There is such a fulness in Christianity that I can honestly testify that I never knew what happiness was until I knew Christ. I thought I did. I warmed my hands by the fire of sin, but it was a painted fire. When I tasted the Savior’s love just once and was washed in Jesus’s blood, that was heaven begun below. Oh, if you knew the joys of true Christianity, if you only knew the sweetness of love to Christ, surely you could not stand at a distance. If you could catch just a glimpse of the believer when he is full of joy, you would renounce your wildest fun and your greatest joy to become the lowest child in the family of God. You see that it is the living water. It is the water of life, because it satisfies our thirst and gives us the reality of life that we can never find in anything beneath the sky.

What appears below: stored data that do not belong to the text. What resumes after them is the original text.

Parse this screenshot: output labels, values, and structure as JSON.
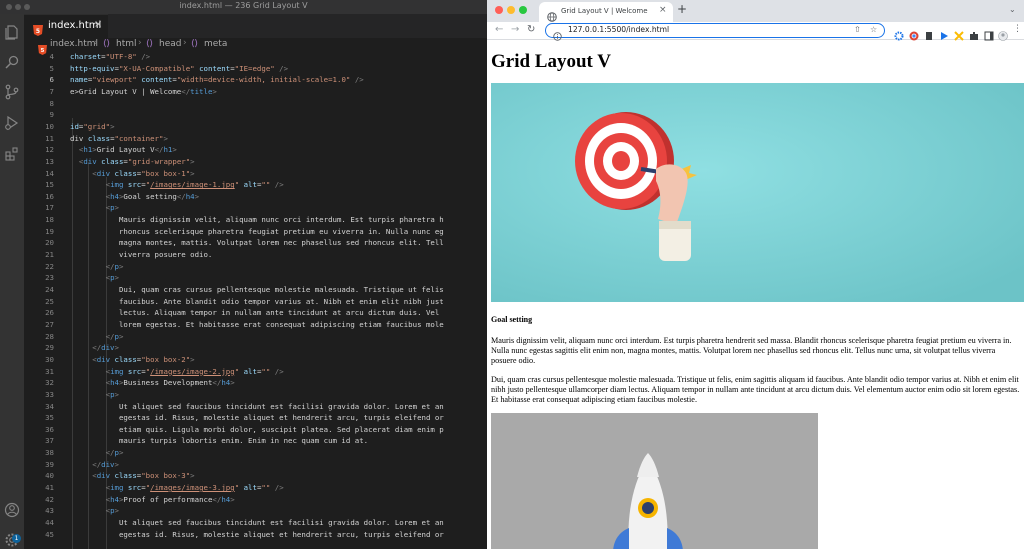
{
  "editor": {
    "window_title": "index.html — 236 Grid Layout V",
    "tab_label": "index.html",
    "tab_close": "×",
    "breadcrumb": [
      "index.html",
      "html",
      "head",
      "meta"
    ],
    "badge_count": "1",
    "lines": [
      {
        "n": "4",
        "segs": [
          [
            "t-attr",
            "charset"
          ],
          [
            "t-txt",
            "="
          ],
          [
            "t-str",
            "\"UTF-8\""
          ],
          [
            "t-txt",
            " "
          ],
          [
            "t-br",
            "/>"
          ]
        ]
      },
      {
        "n": "5",
        "segs": [
          [
            "t-attr",
            "http-equiv"
          ],
          [
            "t-txt",
            "="
          ],
          [
            "t-str",
            "\"X-UA-Compatible\""
          ],
          [
            "t-txt",
            " "
          ],
          [
            "t-attr",
            "content"
          ],
          [
            "t-txt",
            "="
          ],
          [
            "t-str",
            "\"IE=edge\""
          ],
          [
            "t-txt",
            " "
          ],
          [
            "t-br",
            "/>"
          ]
        ]
      },
      {
        "n": "6",
        "segs": [
          [
            "t-attr",
            "name"
          ],
          [
            "t-txt",
            "="
          ],
          [
            "t-str",
            "\"viewport\""
          ],
          [
            "t-txt",
            " "
          ],
          [
            "t-attr",
            "content"
          ],
          [
            "t-txt",
            "="
          ],
          [
            "t-str",
            "\"width=device-width, initial-scale=1.0\""
          ],
          [
            "t-txt",
            " "
          ],
          [
            "t-br",
            "/>"
          ]
        ]
      },
      {
        "n": "7",
        "segs": [
          [
            "t-txt",
            "e>Grid Layout V | Welcome"
          ],
          [
            "t-br",
            "</"
          ],
          [
            "t-tag",
            "title"
          ],
          [
            "t-br",
            ">"
          ]
        ]
      },
      {
        "n": "8",
        "segs": []
      },
      {
        "n": "9",
        "segs": []
      },
      {
        "n": "10",
        "segs": [
          [
            "t-attr",
            "id"
          ],
          [
            "t-txt",
            "="
          ],
          [
            "t-str",
            "\"grid\""
          ],
          [
            "t-br",
            ">"
          ]
        ]
      },
      {
        "n": "11",
        "segs": [
          [
            "t-txt",
            "div "
          ],
          [
            "t-attr",
            "class"
          ],
          [
            "t-txt",
            "="
          ],
          [
            "t-str",
            "\"container\""
          ],
          [
            "t-br",
            ">"
          ]
        ]
      },
      {
        "n": "12",
        "segs": [
          [
            "t-txt",
            "  "
          ],
          [
            "t-br",
            "<"
          ],
          [
            "t-tag",
            "h1"
          ],
          [
            "t-br",
            ">"
          ],
          [
            "t-txt",
            "Grid Layout V"
          ],
          [
            "t-br",
            "</"
          ],
          [
            "t-tag",
            "h1"
          ],
          [
            "t-br",
            ">"
          ]
        ]
      },
      {
        "n": "13",
        "segs": [
          [
            "t-txt",
            "  "
          ],
          [
            "t-br",
            "<"
          ],
          [
            "t-tag",
            "div"
          ],
          [
            "t-txt",
            " "
          ],
          [
            "t-attr",
            "class"
          ],
          [
            "t-txt",
            "="
          ],
          [
            "t-str",
            "\"grid-wrapper\""
          ],
          [
            "t-br",
            ">"
          ]
        ]
      },
      {
        "n": "14",
        "segs": [
          [
            "t-txt",
            "     "
          ],
          [
            "t-br",
            "<"
          ],
          [
            "t-tag",
            "div"
          ],
          [
            "t-txt",
            " "
          ],
          [
            "t-attr",
            "class"
          ],
          [
            "t-txt",
            "="
          ],
          [
            "t-str",
            "\"box box-1\""
          ],
          [
            "t-br",
            ">"
          ]
        ]
      },
      {
        "n": "15",
        "segs": [
          [
            "t-txt",
            "        "
          ],
          [
            "t-br",
            "<"
          ],
          [
            "t-tag",
            "img"
          ],
          [
            "t-txt",
            " "
          ],
          [
            "t-attr",
            "src"
          ],
          [
            "t-txt",
            "="
          ],
          [
            "t-str",
            "\""
          ],
          [
            "t-link",
            "/images/image-1.jpg"
          ],
          [
            "t-str",
            "\""
          ],
          [
            "t-txt",
            " "
          ],
          [
            "t-attr",
            "alt"
          ],
          [
            "t-txt",
            "="
          ],
          [
            "t-str",
            "\"\""
          ],
          [
            "t-txt",
            " "
          ],
          [
            "t-br",
            "/>"
          ]
        ]
      },
      {
        "n": "16",
        "segs": [
          [
            "t-txt",
            "        "
          ],
          [
            "t-br",
            "<"
          ],
          [
            "t-tag",
            "h4"
          ],
          [
            "t-br",
            ">"
          ],
          [
            "t-txt",
            "Goal setting"
          ],
          [
            "t-br",
            "</"
          ],
          [
            "t-tag",
            "h4"
          ],
          [
            "t-br",
            ">"
          ]
        ]
      },
      {
        "n": "17",
        "segs": [
          [
            "t-txt",
            "        "
          ],
          [
            "t-br",
            "<"
          ],
          [
            "t-tag",
            "p"
          ],
          [
            "t-br",
            ">"
          ]
        ]
      },
      {
        "n": "18",
        "segs": [
          [
            "t-txt",
            "           Mauris dignissim velit, aliquam nunc orci interdum. Est turpis pharetra h"
          ]
        ]
      },
      {
        "n": "19",
        "segs": [
          [
            "t-txt",
            "           rhoncus scelerisque pharetra feugiat pretium eu viverra in. Nulla nunc eg"
          ]
        ]
      },
      {
        "n": "20",
        "segs": [
          [
            "t-txt",
            "           magna montes, mattis. Volutpat lorem nec phasellus sed rhoncus elit. Tell"
          ]
        ]
      },
      {
        "n": "21",
        "segs": [
          [
            "t-txt",
            "           viverra posuere odio."
          ]
        ]
      },
      {
        "n": "22",
        "segs": [
          [
            "t-txt",
            "        "
          ],
          [
            "t-br",
            "</"
          ],
          [
            "t-tag",
            "p"
          ],
          [
            "t-br",
            ">"
          ]
        ]
      },
      {
        "n": "23",
        "segs": [
          [
            "t-txt",
            "        "
          ],
          [
            "t-br",
            "<"
          ],
          [
            "t-tag",
            "p"
          ],
          [
            "t-br",
            ">"
          ]
        ]
      },
      {
        "n": "24",
        "segs": [
          [
            "t-txt",
            "           Dui, quam cras cursus pellentesque molestie malesuada. Tristique ut felis"
          ]
        ]
      },
      {
        "n": "25",
        "segs": [
          [
            "t-txt",
            "           faucibus. Ante blandit odio tempor varius at. Nibh et enim elit nibh just"
          ]
        ]
      },
      {
        "n": "26",
        "segs": [
          [
            "t-txt",
            "           lectus. Aliquam tempor in nullam ante tincidunt at arcu dictum duis. Vel "
          ]
        ]
      },
      {
        "n": "27",
        "segs": [
          [
            "t-txt",
            "           lorem egestas. Et habitasse erat consequat adipiscing etiam faucibus mole"
          ]
        ]
      },
      {
        "n": "28",
        "segs": [
          [
            "t-txt",
            "        "
          ],
          [
            "t-br",
            "</"
          ],
          [
            "t-tag",
            "p"
          ],
          [
            "t-br",
            ">"
          ]
        ]
      },
      {
        "n": "29",
        "segs": [
          [
            "t-txt",
            "     "
          ],
          [
            "t-br",
            "</"
          ],
          [
            "t-tag",
            "div"
          ],
          [
            "t-br",
            ">"
          ]
        ]
      },
      {
        "n": "30",
        "segs": [
          [
            "t-txt",
            "     "
          ],
          [
            "t-br",
            "<"
          ],
          [
            "t-tag",
            "div"
          ],
          [
            "t-txt",
            " "
          ],
          [
            "t-attr",
            "class"
          ],
          [
            "t-txt",
            "="
          ],
          [
            "t-str",
            "\"box box-2\""
          ],
          [
            "t-br",
            ">"
          ]
        ]
      },
      {
        "n": "31",
        "segs": [
          [
            "t-txt",
            "        "
          ],
          [
            "t-br",
            "<"
          ],
          [
            "t-tag",
            "img"
          ],
          [
            "t-txt",
            " "
          ],
          [
            "t-attr",
            "src"
          ],
          [
            "t-txt",
            "="
          ],
          [
            "t-str",
            "\""
          ],
          [
            "t-link",
            "/images/image-2.jpg"
          ],
          [
            "t-str",
            "\""
          ],
          [
            "t-txt",
            " "
          ],
          [
            "t-attr",
            "alt"
          ],
          [
            "t-txt",
            "="
          ],
          [
            "t-str",
            "\"\""
          ],
          [
            "t-txt",
            " "
          ],
          [
            "t-br",
            "/>"
          ]
        ]
      },
      {
        "n": "32",
        "segs": [
          [
            "t-txt",
            "        "
          ],
          [
            "t-br",
            "<"
          ],
          [
            "t-tag",
            "h4"
          ],
          [
            "t-br",
            ">"
          ],
          [
            "t-txt",
            "Business Development"
          ],
          [
            "t-br",
            "</"
          ],
          [
            "t-tag",
            "h4"
          ],
          [
            "t-br",
            ">"
          ]
        ]
      },
      {
        "n": "33",
        "segs": [
          [
            "t-txt",
            "        "
          ],
          [
            "t-br",
            "<"
          ],
          [
            "t-tag",
            "p"
          ],
          [
            "t-br",
            ">"
          ]
        ]
      },
      {
        "n": "34",
        "segs": [
          [
            "t-txt",
            "           Ut aliquet sed faucibus tincidunt est facilisi gravida dolor. Lorem et an"
          ]
        ]
      },
      {
        "n": "35",
        "segs": [
          [
            "t-txt",
            "           egestas id. Risus, molestie aliquet et hendrerit arcu, turpis eleifend or"
          ]
        ]
      },
      {
        "n": "36",
        "segs": [
          [
            "t-txt",
            "           etiam quis. Ligula morbi dolor, suscipit platea. Sed placerat diam enim p"
          ]
        ]
      },
      {
        "n": "37",
        "segs": [
          [
            "t-txt",
            "           mauris turpis lobortis enim. Enim in nec quam cum id at."
          ]
        ]
      },
      {
        "n": "38",
        "segs": [
          [
            "t-txt",
            "        "
          ],
          [
            "t-br",
            "</"
          ],
          [
            "t-tag",
            "p"
          ],
          [
            "t-br",
            ">"
          ]
        ]
      },
      {
        "n": "39",
        "segs": [
          [
            "t-txt",
            "     "
          ],
          [
            "t-br",
            "</"
          ],
          [
            "t-tag",
            "div"
          ],
          [
            "t-br",
            ">"
          ]
        ]
      },
      {
        "n": "40",
        "segs": [
          [
            "t-txt",
            "     "
          ],
          [
            "t-br",
            "<"
          ],
          [
            "t-tag",
            "div"
          ],
          [
            "t-txt",
            " "
          ],
          [
            "t-attr",
            "class"
          ],
          [
            "t-txt",
            "="
          ],
          [
            "t-str",
            "\"box box-3\""
          ],
          [
            "t-br",
            ">"
          ]
        ]
      },
      {
        "n": "41",
        "segs": [
          [
            "t-txt",
            "        "
          ],
          [
            "t-br",
            "<"
          ],
          [
            "t-tag",
            "img"
          ],
          [
            "t-txt",
            " "
          ],
          [
            "t-attr",
            "src"
          ],
          [
            "t-txt",
            "="
          ],
          [
            "t-str",
            "\""
          ],
          [
            "t-link",
            "/images/image-3.jpg"
          ],
          [
            "t-str",
            "\""
          ],
          [
            "t-txt",
            " "
          ],
          [
            "t-attr",
            "alt"
          ],
          [
            "t-txt",
            "="
          ],
          [
            "t-str",
            "\"\""
          ],
          [
            "t-txt",
            " "
          ],
          [
            "t-br",
            "/>"
          ]
        ]
      },
      {
        "n": "42",
        "segs": [
          [
            "t-txt",
            "        "
          ],
          [
            "t-br",
            "<"
          ],
          [
            "t-tag",
            "h4"
          ],
          [
            "t-br",
            ">"
          ],
          [
            "t-txt",
            "Proof of performance"
          ],
          [
            "t-br",
            "</"
          ],
          [
            "t-tag",
            "h4"
          ],
          [
            "t-br",
            ">"
          ]
        ]
      },
      {
        "n": "43",
        "segs": [
          [
            "t-txt",
            "        "
          ],
          [
            "t-br",
            "<"
          ],
          [
            "t-tag",
            "p"
          ],
          [
            "t-br",
            ">"
          ]
        ]
      },
      {
        "n": "44",
        "segs": [
          [
            "t-txt",
            "           Ut aliquet sed faucibus tincidunt est facilisi gravida dolor. Lorem et an"
          ]
        ]
      },
      {
        "n": "45",
        "segs": [
          [
            "t-txt",
            "           egestas id. Risus, molestie aliquet et hendrerit arcu, turpis eleifend or"
          ]
        ]
      }
    ],
    "active_line": "6"
  },
  "browser": {
    "tab_title": "Grid Layout V | Welcome",
    "tab_close": "×",
    "new_tab": "+",
    "url": "127.0.0.1:5500/index.html",
    "page": {
      "h1": "Grid Layout V",
      "h4": "Goal setting",
      "p1": "Mauris dignissim velit, aliquam nunc orci interdum. Est turpis pharetra hendrerit sed massa. Blandit rhoncus scelerisque pharetra feugiat pretium eu viverra in. Nulla nunc egestas sagittis elit enim non, magna montes, mattis. Volutpat lorem nec phasellus sed rhoncus elit. Tellus nunc urna, sit volutpat tellus viverra posuere odio.",
      "p2": "Dui, quam cras cursus pellentesque molestie malesuada. Tristique ut felis, enim sagittis aliquam id faucibus. Ante blandit odio tempor varius at. Nibh et enim elit nibh justo pellentesque ullamcorper diam lectus. Aliquam tempor in nullam ante tincidunt at arcu dictum duis. Vel elementum auctor enim odio sit lorem egestas. Et habitasse erat consequat adipiscing etiam faucibus molestie."
    }
  },
  "colors": {
    "vscode_bg": "#1e1e1e",
    "activity_bar": "#333333",
    "tag": "#569cd6",
    "attr": "#9cdcfe",
    "string": "#ce9178",
    "omnibox_focus": "#1a73e8",
    "image1_bg": "#7fd3d6",
    "image2_bg": "#a9a9a9"
  }
}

In the name of Almighty God, stay away from everything that keeps the willing sinner from Christ. Away with you, away with you! Christ sprinkles His blood upon the way, and He cries to you, “Vanish, be gone, leave the road clear. Let him come. Do not stand in his path. Make his way straight before him. Level the mountains and fill up the valleys. Make a highway straight through the wilderness for him to come, to drink of this Water of Life freely. Let him come! Oh, that is a precious word of command, because it has all the might of Omnipotence in it! God said, Let there be light, and there was light (Genesis 1:3). He says, Let him that is thirsty come, and come he will and must. He must be willing to come. And the Spirit and the bride say, Come. And let him that hears say, Come. And let him that is thirsty come; and whosoever will, let him take of the water of life freely (Revelation 22:17). Sinner, remember – God says, Come. Is there anything in your way? Remember, He adds Let him come. He commands everything to move out of your way. Will you come?